I got the idea from this blog post. And I feel that it's really accurate, specifically in this lower quote:

Your most important professional skill is communication: Remember engineers are not hired to create programs and how they are hired to create business value?  The dominant quality which gets you jobs is the ability to give people the perception that you will create value.  This is not necessarily coextensive with ability to create value.

In my brief, brutal, and interesting existence in the realm of Creating Value for Corporations With Money, the buck ultimately stops with the Guy (and it's almost always a white, male, cis guy) who Perceives whom and what is creating the Value.

Value can be reflected as a lot of different things. Maybe you're a member of a support team with an excellent internal wiki, cross-team communication and killer eloquence. You answer calls fast, resolve technical issues for the long haul, and give frank advice on how systems can be improved upon. At the end of the day, you're a smooth operator, part of a posse of technological regulators, and you know how everything works. Obviously, your team generates value.

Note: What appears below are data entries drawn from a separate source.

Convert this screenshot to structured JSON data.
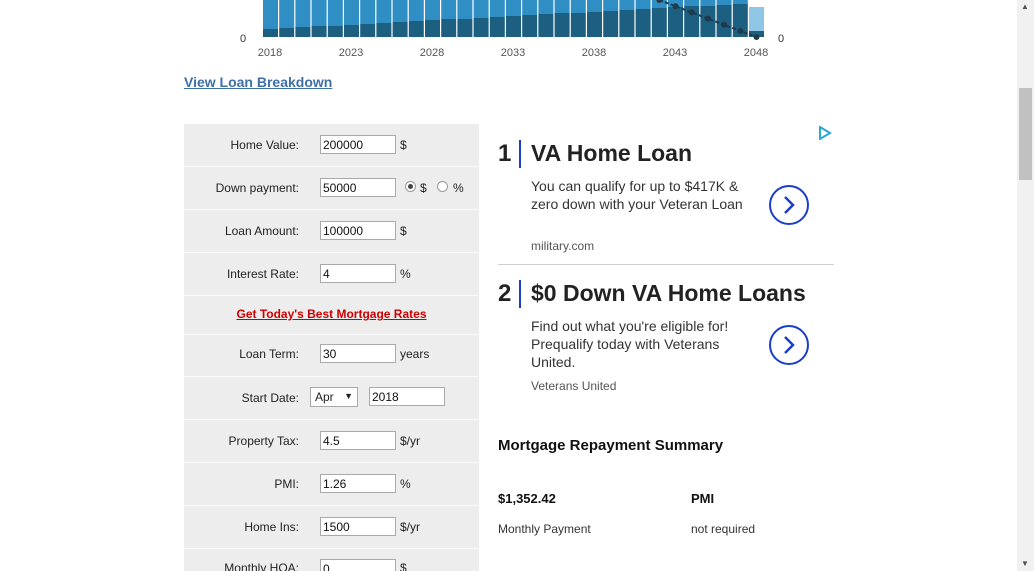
{
  "chart_data": {
    "type": "bar",
    "x_ticks": [
      "2018",
      "2023",
      "2028",
      "2033",
      "2038",
      "2043",
      "2048"
    ],
    "left_axis_visible_tick": "0",
    "right_axis_visible_tick": "0",
    "colors": {
      "principal": "#1c5f80",
      "interest": "#2f8fc4",
      "last_year": "#8fc6e6",
      "balance_line": "#1f3a4a"
    }
  },
  "view_loan_breakdown": "View Loan Breakdown",
  "form": {
    "home_value": {
      "label": "Home Value:",
      "value": "200000",
      "unit": "$"
    },
    "down_payment": {
      "label": "Down payment:",
      "value": "50000",
      "unit_dollar": "$",
      "unit_percent": "%",
      "selected": "$"
    },
    "loan_amount": {
      "label": "Loan Amount:",
      "value": "100000",
      "unit": "$"
    },
    "interest_rate": {
      "label": "Interest Rate:",
      "value": "4",
      "unit": "%"
    },
    "rates_link": "Get Today's Best Mortgage Rates",
    "loan_term": {
      "label": "Loan Term:",
      "value": "30",
      "unit": "years"
    },
    "start_date": {
      "label": "Start Date:",
      "month": "Apr",
      "year": "2018"
    },
    "property_tax": {
      "label": "Property Tax:",
      "value": "4.5",
      "unit": "$/yr"
    },
    "pmi": {
      "label": "PMI:",
      "value": "1.26",
      "unit": "%"
    },
    "home_ins": {
      "label": "Home Ins:",
      "value": "1500",
      "unit": "$/yr"
    },
    "monthly_hoa": {
      "label": "Monthly HOA:",
      "value": "0",
      "unit": "$"
    }
  },
  "ads": [
    {
      "number": "1",
      "title": "VA Home Loan",
      "text": "You can qualify for up to $417K & zero down with your Veteran Loan",
      "source": "military.com"
    },
    {
      "number": "2",
      "title": "$0 Down VA Home Loans",
      "text": "Find out what you're eligible for! Prequalify today with Veterans United.",
      "source": "Veterans United"
    }
  ],
  "summary": {
    "title": "Mortgage Repayment Summary",
    "monthly_payment_value": "$1,352.42",
    "monthly_payment_label": "Monthly Payment",
    "pmi_value": "PMI",
    "pmi_label": "not required"
  }
}
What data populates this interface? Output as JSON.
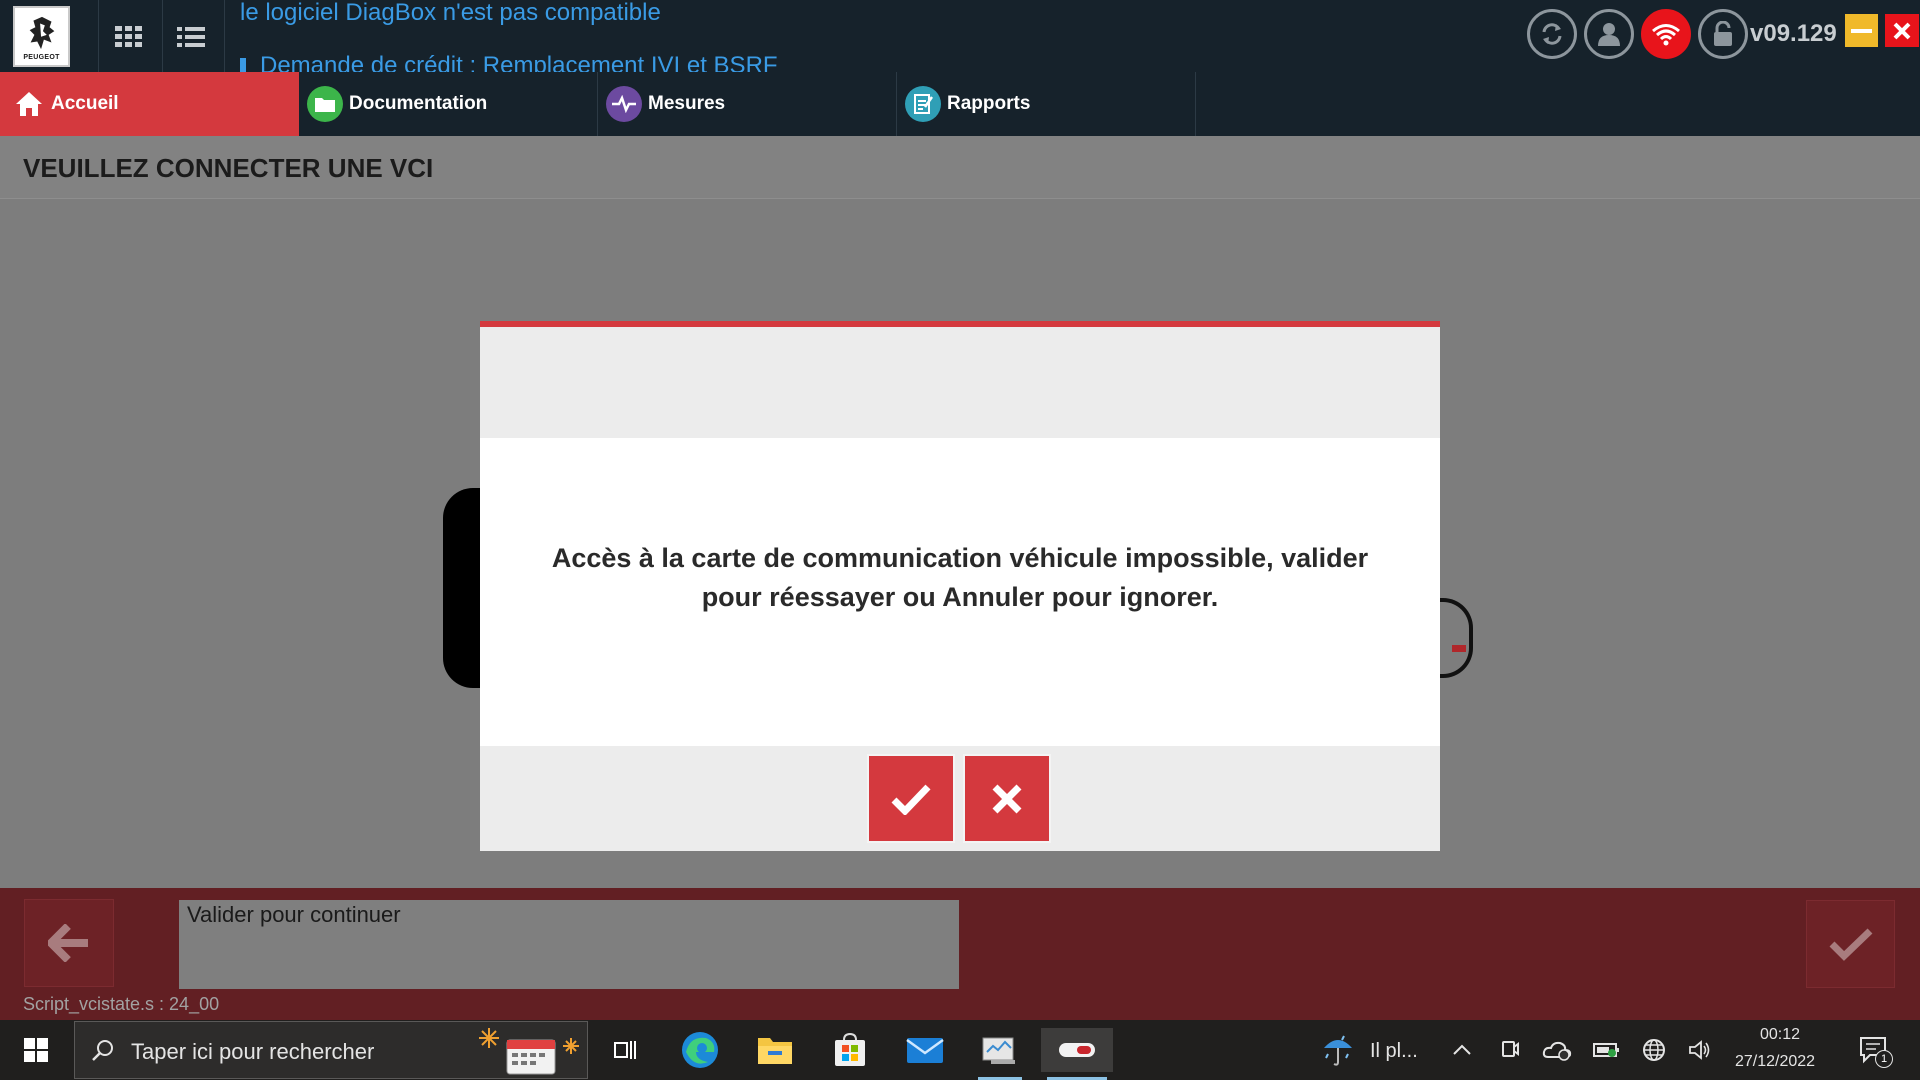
{
  "header": {
    "logo_text": "PEUGEOT",
    "news": [
      "le logiciel DiagBox n'est pas compatible",
      "Demande de crédit : Remplacement IVI et BSRF"
    ],
    "version": "v09.129",
    "icons": [
      "apps-grid-icon",
      "list-icon",
      "sync-icon",
      "user-icon",
      "wifi-icon",
      "unlock-icon",
      "minimize-icon",
      "close-icon"
    ]
  },
  "nav": {
    "tabs": [
      {
        "label": "Accueil",
        "icon": "home-icon",
        "active": true
      },
      {
        "label": "Documentation",
        "icon": "folder-icon",
        "color": "#3cb54a"
      },
      {
        "label": "Mesures",
        "icon": "pulse-icon",
        "color": "#6c4aa0"
      },
      {
        "label": "Rapports",
        "icon": "report-icon",
        "color": "#2f9fb6"
      }
    ]
  },
  "page": {
    "title": "VEUILLEZ CONNECTER UNE VCI"
  },
  "dialog": {
    "message": "Accès à la carte de communication véhicule impossible, valider pour réessayer ou Annuler pour ignorer.",
    "confirm_icon": "check-icon",
    "cancel_icon": "cross-icon"
  },
  "footer": {
    "status_text": "Valider pour continuer",
    "script_info": "Script_vcistate.s : 24_00",
    "back_icon": "arrow-left-icon",
    "ok_icon": "check-icon"
  },
  "taskbar": {
    "search_placeholder": "Taper ici pour rechercher",
    "weather_text": "Il pl...",
    "time": "00:12",
    "date": "27/12/2022",
    "notification_count": "1"
  },
  "colors": {
    "accent_red": "#d4393e",
    "top_bg": "#16222b",
    "bottom_bar": "#621f23",
    "news_blue": "#3a9be5",
    "wifi_red": "#e8141b",
    "minimize_yellow": "#f0b92a"
  }
}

At least, that's how you perceive it.

The Guy may see it differently. Maybe the business model that seemed so sturdy 9 months ago has only grown in cost while generating no pecuniary value - your brilliance is actually putting the overall org into the red without your realizing it. Maybe something else is going sideways. Could just be they don't like your face.

That's where communication comes in, specifically in terms of the capacity to control what is being perceived. Most people who would define themselves as engineers exclusively are doomed to extinction in the field. If you want to keep doing what you do and doing it well, you've got to become a communicator.

Talk to your colleagues. Talk to your boss. Talk to other people in your company, field, and neighborhood. Obviously wear a mask until Delta is burned out, but unless you can learn to make yourself an individual that people want to talk with, you're going to find yourself turning into an individual with some impressive subject matter expertise in an obsolete field.

As I like to say, students of Yiddish only learn Yiddish to impress other Yiddishists. But there's a big world out there, and if you don't get to know what non-students want, you won't know how to sell yourself to them.